Trois. J’écris sur le sport depuis de nombreuses années et je n’avais jamais rencontré une véritable amitié entre anciens coéquipiers ou adversaires qui ait duré aussi longtemps. C’était différent, disons, d’anciens joueurs de tennis à la retraite que je connaissais et qui renouaient des connaissances une fois par an dans les restaurants privés de Wimbledon. Dave connaissait Eric depuis plus longtemps qu’il ne connaissait sa femme Jackie (pour mettre cela en contexte, Dave et Jackie se sont rencontrés en avril 1957). Ils étaient le genre de copains naturels qui n’avaient pas besoin d’occasion pour les réunir. Dans la mesure où moi et apparemment tout le monde pouvait travailler, leur amitié semblait être la plus ferme et la plus durable du sport britannique d’élite.

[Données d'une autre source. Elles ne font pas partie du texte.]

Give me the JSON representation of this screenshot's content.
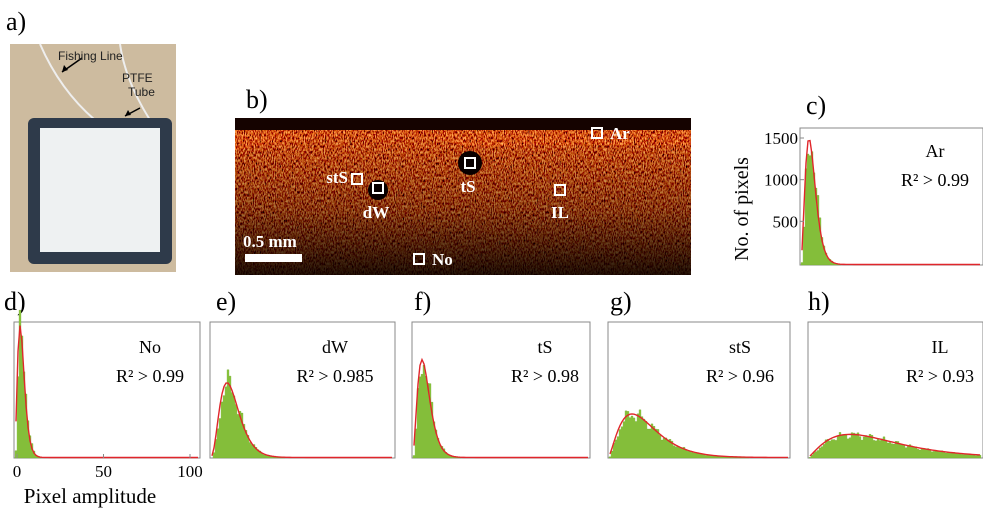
{
  "panels": {
    "a": {
      "label": "a)",
      "annotations": [
        "Fishing Line",
        "PTFE",
        "Tube"
      ]
    },
    "b": {
      "label": "b)",
      "scale_bar": "0.5 mm",
      "regions": [
        "Ar",
        "stS",
        "dW",
        "tS",
        "IL",
        "No"
      ]
    },
    "histograms": [
      {
        "label": "c)",
        "region": "Ar",
        "r2": "R² > 0.99"
      },
      {
        "label": "d)",
        "region": "No",
        "r2": "R² > 0.99"
      },
      {
        "label": "e)",
        "region": "dW",
        "r2": "R² > 0.985"
      },
      {
        "label": "f)",
        "region": "tS",
        "r2": "R² > 0.98"
      },
      {
        "label": "g)",
        "region": "stS",
        "r2": "R² > 0.96"
      },
      {
        "label": "h)",
        "region": "IL",
        "r2": "R² > 0.93"
      }
    ],
    "y_axis": {
      "label": "No. of pixels",
      "ticks": [
        500,
        1000,
        1500
      ]
    },
    "x_axis": {
      "label": "Pixel amplitude",
      "ticks": [
        0,
        50,
        100
      ]
    }
  }
}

J’ai écrit mon article sur Eric. Trois mois plus tard, ayant reçu le numéro de téléphone de Dave par Eric, j’ai interviewé et écrit un article sur Dave. Les deux pièces ont attiré beaucoup de chaleur et d’attention… ce qui a contribué à attiser les flammes de ce qui allait suivre : un livre.

Eric et Dave est publié par Pitch
Eric et Dave est publié par Pitch Photographie: document de relations publiques

Voici deux hommes, dont la vie a été bouclée par les extrêmes de la Seconde Guerre mondiale et de Covid-19, dont la carrière dans le football s’est étendue sur une période largement sous-représentée dans la littérature sportive. Quand Eric et Dave ont enfilé leurs gants de gardien de but pour la première fois, il y avait vraiment, comme le chantaient autrefois les Clash, « pas d’Elvis, des Beatles ou des Rolling Stones ». Voyage transatlantique, selon toute vraisemblance, signifié par bateau. Les trains étaient uniformément transportés par des machines à vapeur. John F. Kennedy était à peine connu en dehors du Massachusetts. La démence était un film d’horreur macabre de 1955 se déroulant dans le centre-ville de Los Angeles, pas quelque chose qui accompagnait les ballons de football.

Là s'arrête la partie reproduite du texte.